Il faggio soffrirà in particolare per gli anni di siccità sempre più estremi.«La siccità può portare alla morte parziale della chioma, che spesso significa morte l'anno successivo», spiega Arthur Gessler, autore principale e ricercatore del WSL in un comunicato odierno.
Gli anni estremi dal 2018 al 2020, 2022 e, in alcuni casi, 2023 hanno lasciato dietro di sé danni visibili e massicci che lasciano presagire sviluppi futuri, indica Gessler.
Concretamente, questo significa che gli alberi non saranno più in grado di rigenerarsi bene e saranno particolarmente suscettibili agli eventi estremi, che potrebbero portare alla loro scomparsa su larga scala, viene precisato.
Il grado di gravità con cui i faggi saranno colpiti entro la fine del secolo, e in quali luoghi, dipende dall'andamento del cambiamento climatico e quindi, in ultima analisi, dal successo delle misure per ridurre le emissioni globali di CO2.

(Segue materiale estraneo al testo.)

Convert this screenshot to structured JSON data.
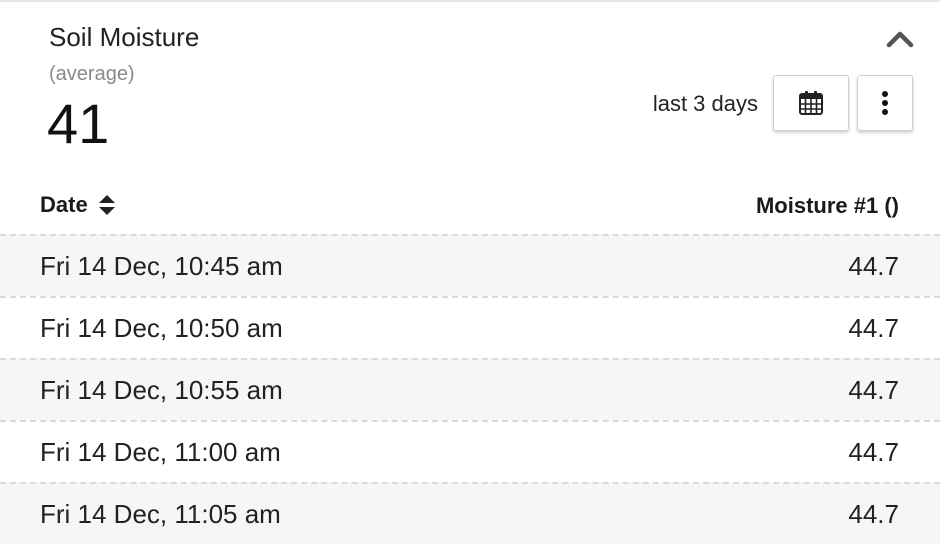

Dalla prospettiva odierna, è tuttavia chiaro che il faggio soffrirà anche se le emissioni di CO2 saranno ridotte in modo significativo, secondo Gessler.
«Per rendere le foreste adatte al futuro, non dovremmo affidarci solo alla rigenerazione naturale, ma anche introdurre specie arboree resistenti al calore e alla siccità, come la quercia», sottolinea il ricercatore. Un'elevata diversità di strutture e di specie arboree, nonché la diversità genetica dei faggi, potrebbero essere d'aiuto, spiega. Nel peggiore dei casi, anche se il faggio dovesse subire danni ingenti dalla siccità, le specie arboree resistenti a quest'ultima sopravvivrebbero nel mix, evitando così almeno una perdita totale, sottolinea.